The conceptualization of the diagnosis of MSA emerged from a series of publications that each described fragments of a larger picture. Dejerine and Thomas1 first coined the term olivopontocerebellar atrophy (OPCA) in 1900 to describe two sporadic cases of progressive cerebellar degeneration with parkinsonism. Sixty years later, Shy and Drager2 published the first clinicopathological study of a patient with idiopathic orthostatic hypotension (OH). They recognized the association of OH with a primary degenerative disorder of the nervous system involving the intermediolateral cell column of the spinal cord, medulla, pons, midbrain, cerebellum, and basal ganglia. The full clinical syndrome comprised “orthostatic hypotension, urinary and rectal incontinence, loss of sweating, iris atrophy, external ocular palsies, rigidity, tremor, loss of associated movement, impotence, the findings of an atonic bladder and loss of the rectal sphincter tone, fasciculations, wasting of distal muscles, and evidence of a neuropathic lesion.”2

Also in 1960, van der Eecken et al.3 described a unique pathological subgroup among a large number of patients with paralysis agitans. Striatopallidonigral degeneration was identified with “virtual disappearance of the small cells of the caudate nucleus and putamen” in a few patients with rigidity but minimal tremor. The full clinicopathological study was published the following year.4 In addition to parkinsonism, brisk reflexes, extensor plantar responses, ataxia, dysarthria, syncope, incontinence, and impotence were described among the three patients reported.
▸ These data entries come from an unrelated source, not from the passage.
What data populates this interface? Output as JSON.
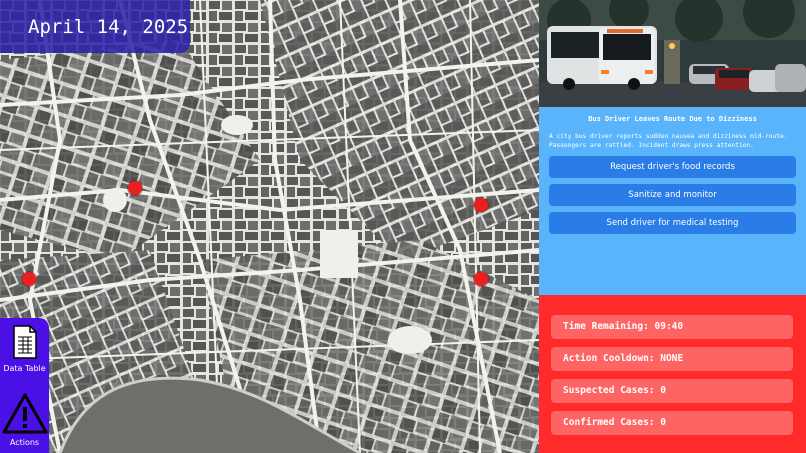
{
  "date": "April 14, 2025",
  "map": {
    "markers": [
      {
        "id": "m1",
        "nx": 0.252,
        "ny": 0.415
      },
      {
        "id": "m2",
        "nx": 0.054,
        "ny": 0.615
      },
      {
        "id": "m3",
        "nx": 0.892,
        "ny": 0.452
      },
      {
        "id": "m4",
        "nx": 0.892,
        "ny": 0.615
      }
    ]
  },
  "toolbar": {
    "data_table_label": "Data Table",
    "actions_label": "Actions"
  },
  "news": {
    "title": "Bus Driver Leaves Route Due to Dizziness",
    "body": "A city bus driver reports sudden nausea and dizziness mid-route. Passengers are rattled. Incident draws press attention.",
    "actions": [
      "Request driver's food records",
      "Sanitize and monitor",
      "Send driver for medical testing"
    ]
  },
  "stats": {
    "time_remaining": "Time Remaining: 09:40",
    "action_cooldown": "Action Cooldown: NONE",
    "suspected_cases": "Suspected Cases: 0",
    "confirmed_cases": "Confirmed Cases: 0"
  },
  "colors": {
    "date_panel": "#2d23aa",
    "toolbar": "#4a10e6",
    "news_bg": "#5ab4fb",
    "button": "#2a7de6",
    "stats_bg": "#ff2a2a",
    "stat_box": "#ff6464",
    "marker": "#e8201f"
  }
}
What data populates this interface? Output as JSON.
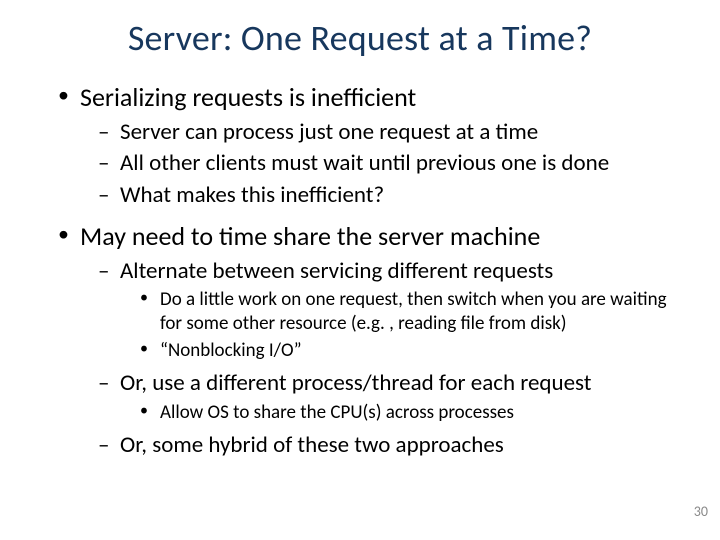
{
  "title": "Server: One Request at a Time?",
  "bullets": [
    {
      "text": "Serializing requests is inefficient",
      "sub": [
        {
          "text": "Server can process just one request at a time"
        },
        {
          "text": "All other clients must wait until previous one is done"
        },
        {
          "text": "What makes this inefficient?"
        }
      ]
    },
    {
      "text": "May need to time share the server machine",
      "sub": [
        {
          "text": "Alternate between servicing different requests",
          "sub": [
            {
              "text": "Do a little work on one request, then switch when you are waiting for some other resource (e.g. , reading file from disk)"
            },
            {
              "text": "“Nonblocking I/O”"
            }
          ]
        },
        {
          "text": "Or, use a different process/thread for each request",
          "sub": [
            {
              "text": "Allow OS to share the CPU(s) across processes"
            }
          ]
        },
        {
          "text": "Or, some hybrid of these two approaches"
        }
      ]
    }
  ],
  "page_number": "30"
}
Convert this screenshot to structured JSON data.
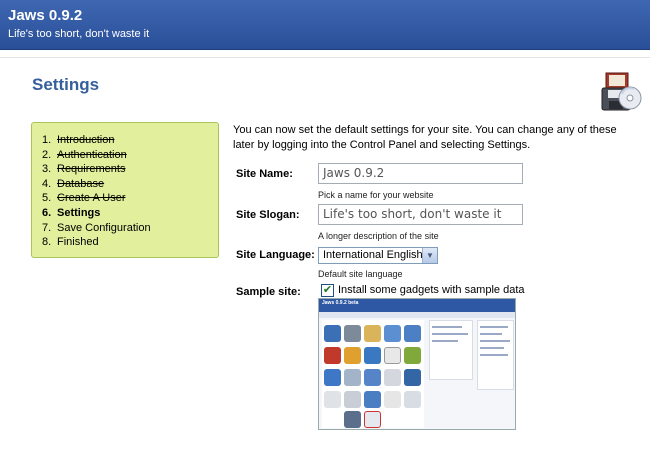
{
  "header": {
    "title": "Jaws 0.9.2",
    "tagline": "Life's too short, don't waste it"
  },
  "page": {
    "title": "Settings",
    "icon": "floppy-cd-settings-icon"
  },
  "steps": [
    {
      "num": "1.",
      "label": "Introduction",
      "state": "done"
    },
    {
      "num": "2.",
      "label": "Authentication",
      "state": "done"
    },
    {
      "num": "3.",
      "label": "Requirements",
      "state": "done"
    },
    {
      "num": "4.",
      "label": "Database",
      "state": "done"
    },
    {
      "num": "5.",
      "label": "Create A User",
      "state": "done"
    },
    {
      "num": "6.",
      "label": "Settings",
      "state": "current"
    },
    {
      "num": "7.",
      "label": "Save Configuration",
      "state": "pending"
    },
    {
      "num": "8.",
      "label": "Finished",
      "state": "pending"
    }
  ],
  "intro": "You can now set the default settings for your site. You can change any of these later by logging into the Control Panel and selecting Settings.",
  "form": {
    "site_name": {
      "label": "Site Name:",
      "value": "Jaws 0.9.2",
      "hint": "Pick a name for your website"
    },
    "site_slogan": {
      "label": "Site Slogan:",
      "value": "Life's too short, don't waste it",
      "hint": "A longer description of the site"
    },
    "site_language": {
      "label": "Site Language:",
      "value": "International English",
      "hint": "Default site language"
    },
    "sample_site": {
      "label": "Sample site:",
      "checked": true,
      "text": "Install some gadgets with sample data"
    }
  },
  "preview": {
    "title": "Jaws 0.9.2 beta"
  },
  "colors": {
    "header_bg": "#3a62ad",
    "title_blue": "#355f9b",
    "steps_bg": "#e2ef9c",
    "steps_border": "#a8c45a"
  }
}
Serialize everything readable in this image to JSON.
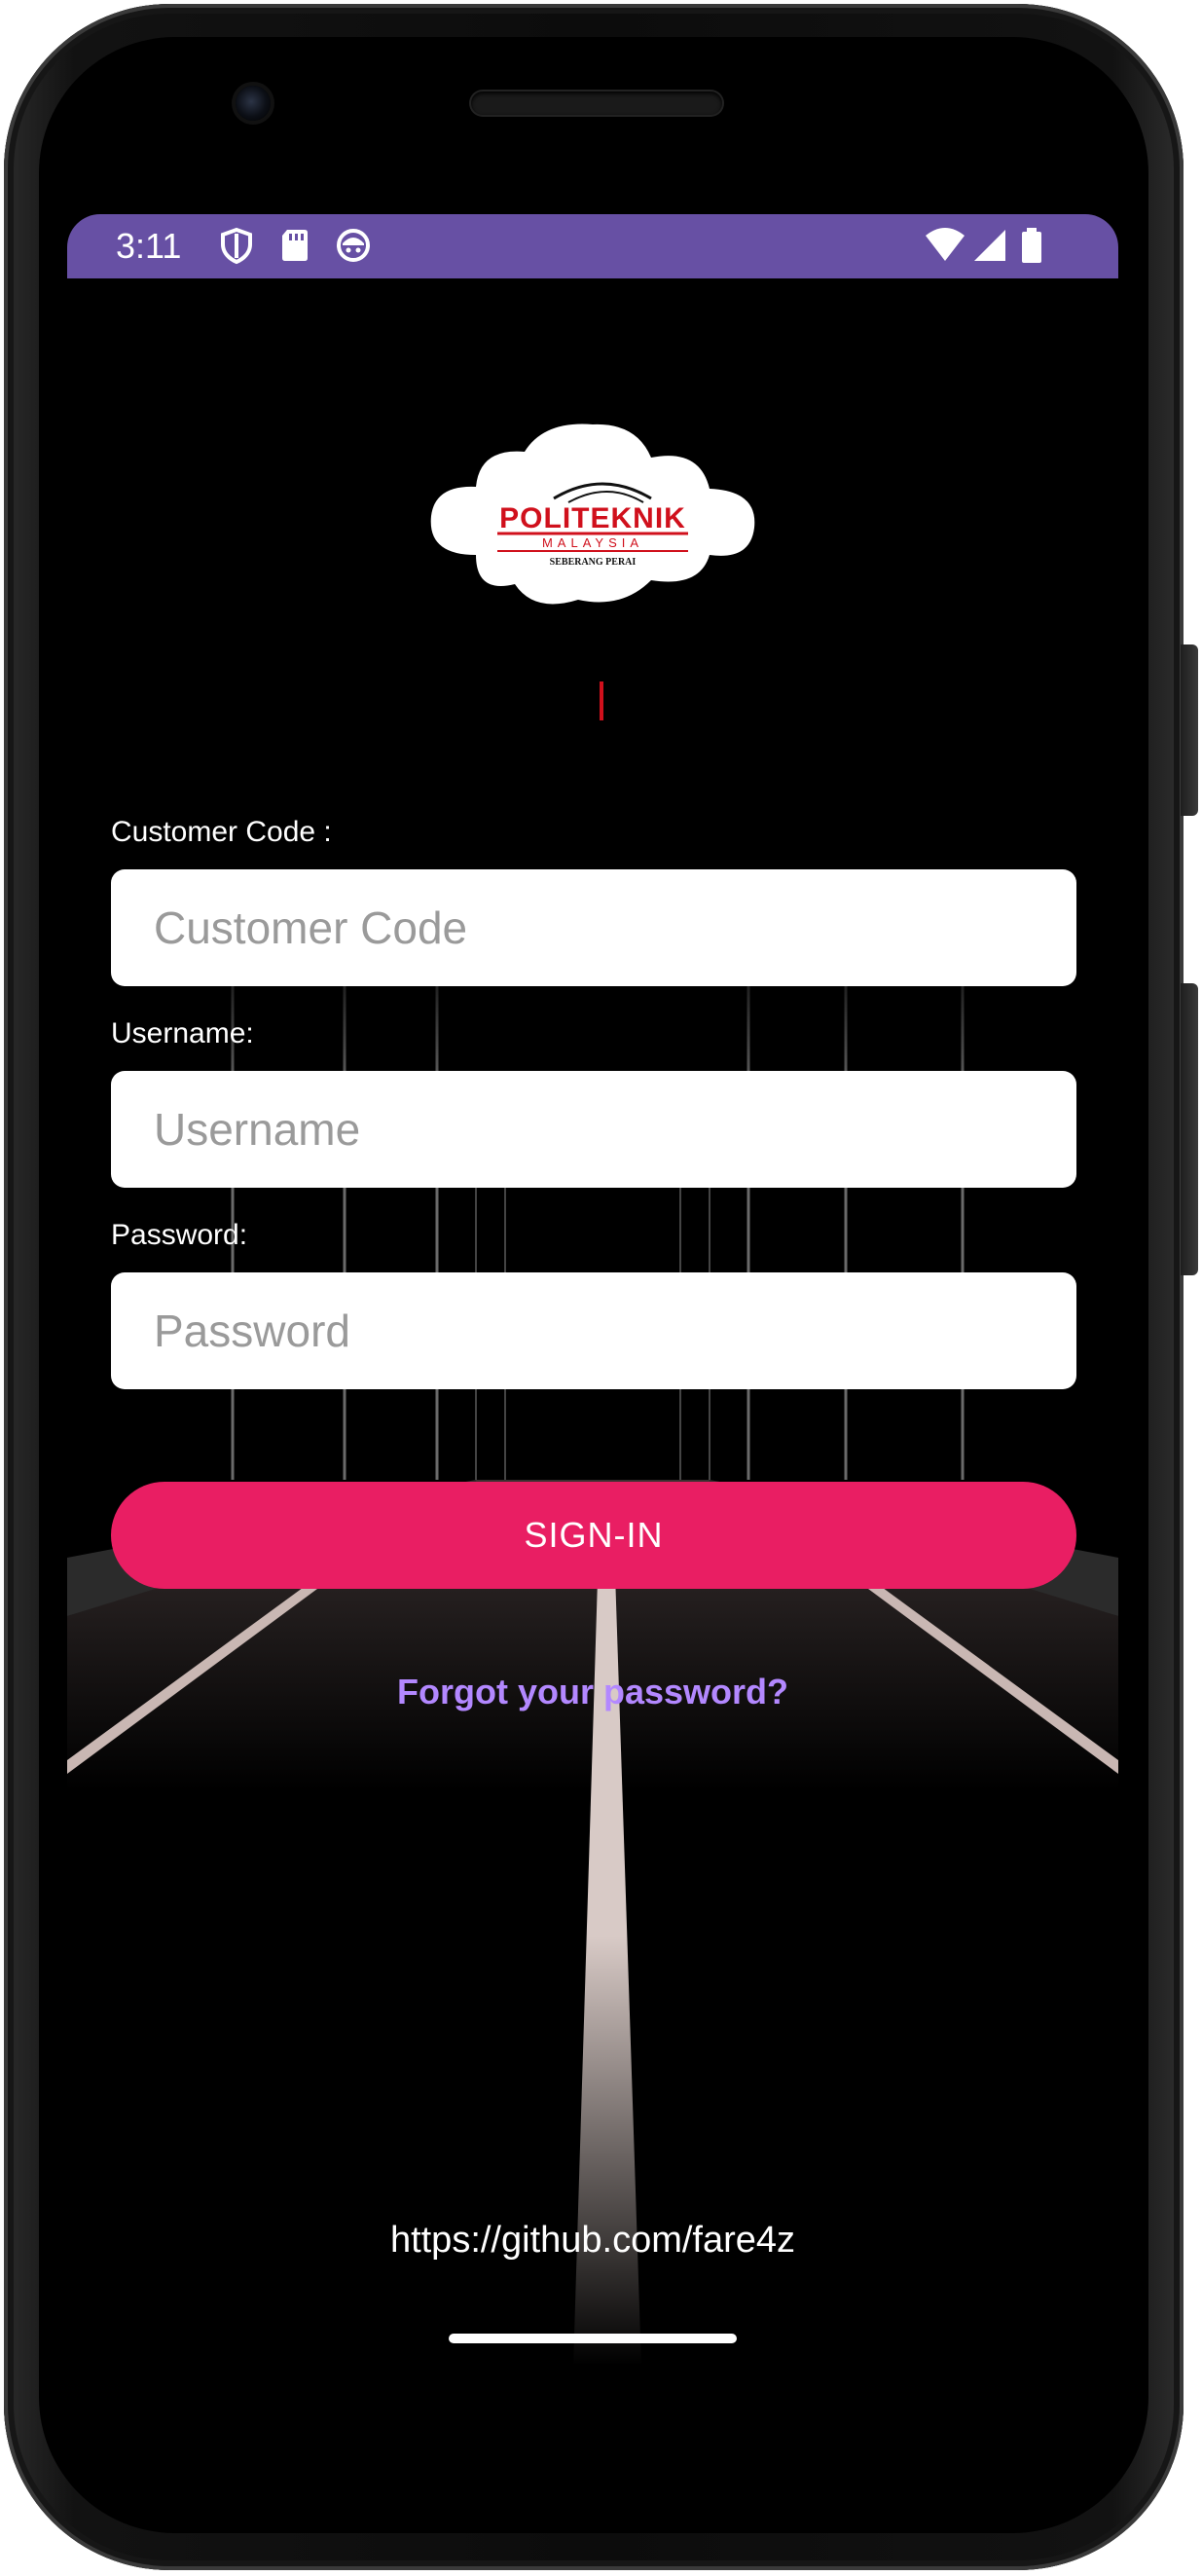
{
  "status_bar": {
    "time": "3:11",
    "icons_left": [
      "shield-icon",
      "sd-card-icon",
      "face-icon"
    ],
    "icons_right": [
      "wifi-icon",
      "signal-icon",
      "battery-icon"
    ],
    "background_color": "#6750a4"
  },
  "logo": {
    "brand": "POLITEKNIK",
    "country": "MALAYSIA",
    "campus": "SEBERANG PERAI",
    "brand_color": "#d0101c"
  },
  "form": {
    "customer_code": {
      "label": "Customer Code :",
      "placeholder": "Customer Code",
      "value": ""
    },
    "username": {
      "label": "Username:",
      "placeholder": "Username",
      "value": ""
    },
    "password": {
      "label": "Password:",
      "placeholder": "Password",
      "value": ""
    },
    "signin_label": "SIGN-IN",
    "forgot_label": "Forgot your password?"
  },
  "footer": {
    "url": "https://github.com/fare4z"
  },
  "colors": {
    "accent": "#e91e63",
    "link": "#b388ff",
    "screen_background": "#000000"
  }
}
Neurodegeneration was also identified in the cerebellum, olivary nuclei, and pons.

The conceptual threads of the three disorders, OPCA, Shy–Drager syndrome (SDS), and striatonigral degeneration (SND), were tied together in a seminal paper by Graham and Oppenheimer5 in 1969:

What is needed is a general term to cover this collection of overlapping progressive presenile multisystem degenerations. As the causes of this group of conditions are still unknown, such a general term would merely be a temporary practical convenience… What we wish to avoid is the multiplication of names for ‘disease entities’ which in fact are merely the expressions of neuronal atrophy in a variety of overlapping combinations. We therefore propose to use the term multiple system atrophy to cover the whole group.